SEVERE THINNESS AND LIVE BIRTH OUTCOME FOLLOWING IN VITRO FERTILIZATION

Monday, October 21, 2013
Key Ballroom Foyer (Hilton Baltimore)
Poster Board # P2-40
Health Services, and Policy Research (HSP)
Candidate for the Lee B. Lusted Student Prize Competition

Lisa M. Pollack, MPT, MPH, Washington University in St. Louis, St. Louis, MO and Emily Jungheim, M.D., M.S.C.I., Washington University School of Medicine, St. Louis, MO
Purpose: An underweight body mass index (BMI) has been linked to decreased likelihood of a live birth outcome for women undergoing in vitro fertilization (IVF). However, the World Health Organization has subcategorized underweight BMI into severe, moderate, and mild thinness to facilitate international comparisons of BMI, and less is known about these subcategories and IVF outcomes. Using data from a university-affiliated infertility practice, this study evaluates the relationship between severe thinness, a subcategory of underweight, and the likelihood of a live birth outcome for women undergoing IVF.

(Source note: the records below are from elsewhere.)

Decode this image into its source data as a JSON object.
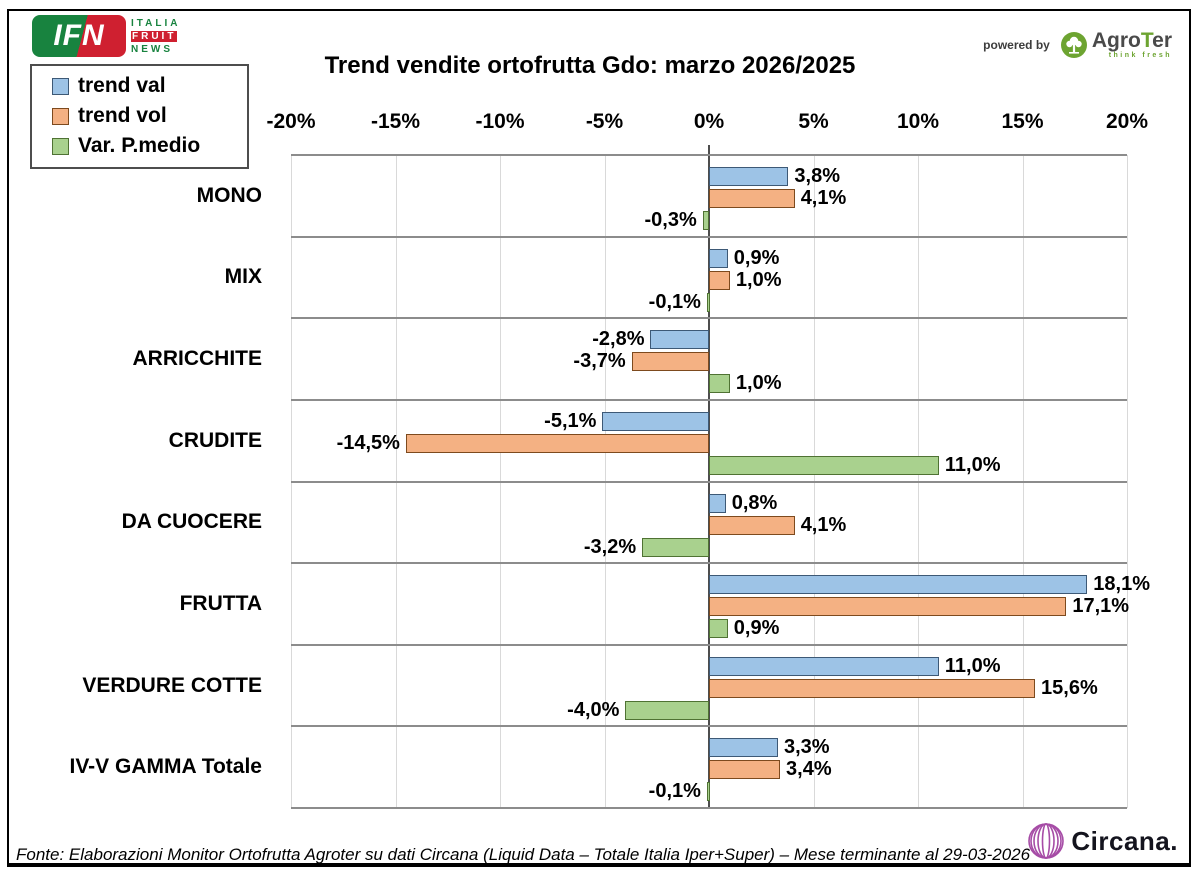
{
  "header": {
    "ifn": {
      "acronym": "IFN",
      "line1": "ITALIA",
      "line2": "FRUIT",
      "line3": "NEWS"
    },
    "powered_by": "powered by",
    "agroter": {
      "name_agro": "Agro",
      "name_t": "T",
      "name_er": "er",
      "tagline": "think fresh"
    }
  },
  "title": "Trend vendite ortofrutta Gdo: marzo 2026/2025",
  "legend": {
    "items": [
      {
        "label": "trend val",
        "color": "#9dc3e6",
        "border": "#3d5976"
      },
      {
        "label": "trend vol",
        "color": "#f4b183",
        "border": "#7d4a1e"
      },
      {
        "label": "Var. P.medio",
        "color": "#a9d18e",
        "border": "#4f7233"
      }
    ]
  },
  "chart_data": {
    "type": "bar",
    "orientation": "horizontal",
    "title": "Trend vendite ortofrutta Gdo: marzo 2026/2025",
    "xlabel": "",
    "ylabel": "",
    "xlim": [
      -20,
      20
    ],
    "tick_step": 5,
    "tick_labels": [
      "-20%",
      "-15%",
      "-10%",
      "-5%",
      "0%",
      "5%",
      "10%",
      "15%",
      "20%"
    ],
    "grid": true,
    "legend_position": "top-left",
    "categories": [
      "MONO",
      "MIX",
      "ARRICCHITE",
      "CRUDITE",
      "DA CUOCERE",
      "FRUTTA",
      "VERDURE COTTE",
      "IV-V GAMMA Totale"
    ],
    "series": [
      {
        "name": "trend val",
        "color": "#9dc3e6",
        "border": "#3d5976",
        "values": [
          3.8,
          0.9,
          -2.8,
          -5.1,
          0.8,
          18.1,
          11.0,
          3.3
        ],
        "labels": [
          "3,8%",
          "0,9%",
          "-2,8%",
          "-5,1%",
          "0,8%",
          "18,1%",
          "11,0%",
          "3,3%"
        ]
      },
      {
        "name": "trend vol",
        "color": "#f4b183",
        "border": "#7d4a1e",
        "values": [
          4.1,
          1.0,
          -3.7,
          -14.5,
          4.1,
          17.1,
          15.6,
          3.4
        ],
        "labels": [
          "4,1%",
          "1,0%",
          "-3,7%",
          "-14,5%",
          "4,1%",
          "17,1%",
          "15,6%",
          "3,4%"
        ]
      },
      {
        "name": "Var. P.medio",
        "color": "#a9d18e",
        "border": "#4f7233",
        "values": [
          -0.3,
          -0.1,
          1.0,
          11.0,
          -3.2,
          0.9,
          -4.0,
          -0.1
        ],
        "labels": [
          "-0,3%",
          "-0,1%",
          "1,0%",
          "11,0%",
          "-3,2%",
          "0,9%",
          "-4,0%",
          "-0,1%"
        ]
      }
    ]
  },
  "footer": {
    "source": "Fonte: Elaborazioni Monitor Ortofrutta Agroter su dati Circana (Liquid Data – Totale Italia Iper+Super) – Mese terminante al 29-03-2026",
    "circana": "Circana."
  },
  "colors": {
    "grid": "#d9d9d9",
    "row_separator": "#8c8c8c",
    "zero_line": "#4d4d4d",
    "ifn_green": "#18833f",
    "ifn_red": "#cf2030",
    "agroter_green": "#6da431",
    "circana_purple": "#a64ca6"
  }
}
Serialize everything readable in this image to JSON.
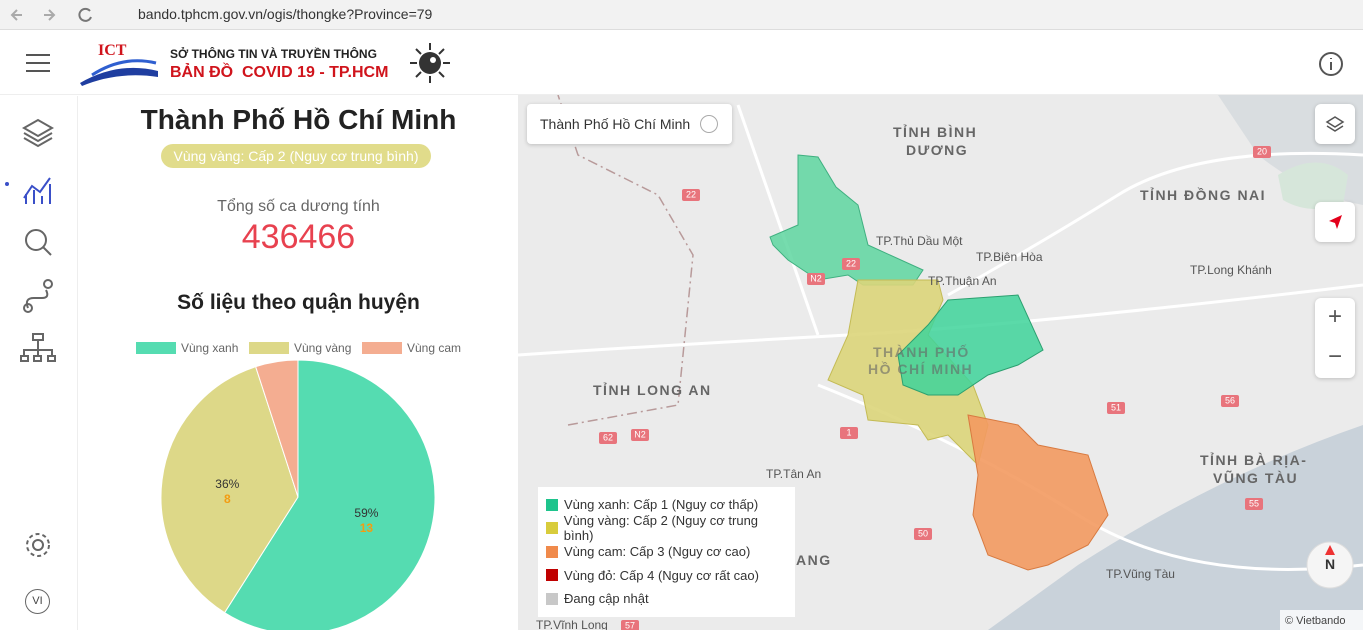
{
  "browser": {
    "url": "bando.tphcm.gov.vn/ogis/thongke?Province=79"
  },
  "header": {
    "logo": "ICT",
    "org": "SỞ THÔNG TIN VÀ TRUYỀN THÔNG",
    "title": "BẢN ĐỒ  COVID 19 - TP.HCM"
  },
  "sidebar": {
    "language": "VI"
  },
  "panel": {
    "city": "Thành Phố Hồ Chí Minh",
    "zone_badge": "Vùng vàng: Cấp 2 (Nguy cơ trung bình)",
    "total_label": "Tổng số ca dương tính",
    "total": 436466,
    "section_title": "Số liệu theo quận huyện"
  },
  "chart_data": {
    "type": "pie",
    "legend": "top",
    "categories": [
      "Vùng xanh",
      "Vùng vàng",
      "Vùng cam"
    ],
    "values": [
      59,
      36,
      5
    ],
    "value_labels": [
      "59%",
      "36%",
      null
    ],
    "counts": [
      13,
      8,
      null
    ],
    "colors": [
      "#55dcb1",
      "#ddd888",
      "#f4ad91"
    ]
  },
  "map": {
    "selector": "Thành Phố Hồ Chí Minh",
    "labels": [
      "TỈNH BÌNH",
      "DƯƠNG",
      "TỈNH ĐỒNG NAI",
      "TP.Thủ Dầu Một",
      "TP.Biên Hòa",
      "TP.Thuận An",
      "TP.Long Khánh",
      "THÀNH PHỐ",
      "HỒ CHÍ MINH",
      "TỈNH LONG AN",
      "TP.Tân An",
      "TỈNH BÀ RỊA-",
      "VŨNG TÀU",
      "TP.Vũng Tàu",
      "TP.Vĩnh Long",
      "ANG"
    ],
    "roads": [
      "22",
      "N2",
      "20",
      "62",
      "N2",
      "1",
      "51",
      "56",
      "55",
      "50",
      "57",
      "22"
    ],
    "legend": [
      {
        "label": "Vùng xanh: Cấp 1 (Nguy cơ thấp)",
        "color": "#1ec48c"
      },
      {
        "label": "Vùng vàng: Cấp 2 (Nguy cơ trung bình)",
        "color": "#d8cc3c"
      },
      {
        "label": "Vùng cam: Cấp 3 (Nguy cơ cao)",
        "color": "#f08a4b"
      },
      {
        "label": "Vùng đỏ: Cấp 4 (Nguy cơ rất cao)",
        "color": "#c00000"
      },
      {
        "label": "Đang cập nhật",
        "color": "#c8c8c8"
      }
    ],
    "compass": "N",
    "attribution": "© Vietbando",
    "zoom_in": "+",
    "zoom_out": "−"
  }
}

Method: This retrospective study was performed on 1629 women undergoing first autologous fresh IVF cycle at the center between 2001 and 2008. The primary outcome was live birth. The patients were classified into five groups according to BMI category: <16.00kg/m2 (severe thinness); 16.00-18.50kg/m2 (moderate/mild thinness); 18.50-24.99 kg/m2 (normal); 25.00-29.99kg/m2 (overweight); 30.00 kg/m2(obese). Analyses controlled for potential confounders, including insurance coverage for IVF services, age, total drug, peak estradiol level, number of retrieved oocytes, and number of embryos transferred.

Result: A multiple logistic regression was run to predict the odds of a live birth outcome following IVF. The first IVF cycle of 1070 patients was analyzed. The model showed that compared with all other weight categories, severe thinness significantly decreased the odds of a live birth outcome after controlling for potential confounders. Moderate/mild thinness (OR=1.14, 95% CI = .47-2.80), normal weight (OR=1.94, 95% CI = 1.20-3.15), overweight (OR=1.82, 95% CI = 1.08-3.06), and obese females (OR=1.75, 95% CI = 1.03-2.98) were 14%, 94%, 82%, and 75% more likely to have a live birth outcome than severely thin women, respectively. Maternal age, number of oocytes retrieved, and number of embryos transferred were also important factors. 

Conclusion: These findings demonstrate that the odds of a live birth is dramatically decreased in women who are severely thin, compared with women of all other weight categories. While the moderate/mild thinness BMI category was not statistically significant, this can be attributed to statistical power issues because the majority of underweight women in the sample were severely thin. Evidence can be used to educate patients about the beneficial lifestyle changes and appropriate weight gain required to optimize IVF treatment.